Non usa mezzi termini il consigliere regionale Saiello: errore madornale

«I limiti della determina erano chiari, ma la ditta aggiudicatrice li avrebbe superati»

Salerno.  

“Quest’anno De Luca corre il serio rischio di non vedere l’evento salernitano - Luci d’Artista - da lui ritenuto il più importante della Campania,  perché? “per l’imbecillaggine” dei suoi discepoli”. Ci va giù duro il consigliere regionale del Movimento 5 Stelle, Gennaro Saiello, sulla querelle giudiziaria che potrebbe far saltare la manifestazione salernitana.

“Il maxi bando da milioni di euro per l’ideazione, realizzazione, montaggio e smontaggio delle luminarie di Luci d’Artista finisce in tribunale.
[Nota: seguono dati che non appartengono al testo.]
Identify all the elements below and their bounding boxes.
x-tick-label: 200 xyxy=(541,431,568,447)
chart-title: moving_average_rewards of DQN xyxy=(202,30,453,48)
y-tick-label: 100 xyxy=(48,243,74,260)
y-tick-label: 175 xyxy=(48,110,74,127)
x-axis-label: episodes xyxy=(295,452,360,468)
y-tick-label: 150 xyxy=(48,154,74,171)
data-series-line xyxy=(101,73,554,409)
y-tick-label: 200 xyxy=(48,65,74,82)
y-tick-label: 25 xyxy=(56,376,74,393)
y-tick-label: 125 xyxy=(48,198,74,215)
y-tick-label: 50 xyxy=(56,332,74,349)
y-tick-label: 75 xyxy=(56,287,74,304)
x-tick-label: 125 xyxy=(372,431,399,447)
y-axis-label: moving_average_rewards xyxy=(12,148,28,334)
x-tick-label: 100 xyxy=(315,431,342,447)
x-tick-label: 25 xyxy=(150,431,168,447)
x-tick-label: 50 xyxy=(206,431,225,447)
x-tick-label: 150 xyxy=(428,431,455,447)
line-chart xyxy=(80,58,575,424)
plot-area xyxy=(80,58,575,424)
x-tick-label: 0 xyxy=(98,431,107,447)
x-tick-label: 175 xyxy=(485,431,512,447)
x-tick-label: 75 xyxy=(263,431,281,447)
La "Blachere illumination", colosso francese classificatasi seconda al termine della procedura di gara, ha impugnato il provvedimento di aggiudicazione della gara che ha visto vincitore il gruppo capeggiato dalla Iren”.

“I limiti della determina comunale  - continua Saiello - erano chiari, non si doveva superare la somma di 2milioni e 300mila euro annui, ma la ditta aggiudicatrice li avrebbe superati”. “La manifestazione è finanziata dalla Regione Campania, l’anno scorso, per effetto di corrispondenze tra De Luca e il Sindaco, il Comune di Salerno si è visto finanziare 3 milioni di euro dai fondi Poc. Per questi non abbiamo ancora avuto la rendicontazione” - continua Saiello – e se i giudici ritengono validi i motivi dell’impugnativa dell’azienda francese, eventualità, non così peregrina, non mancheranno danni a turisti e alle strutture recettive” conclude.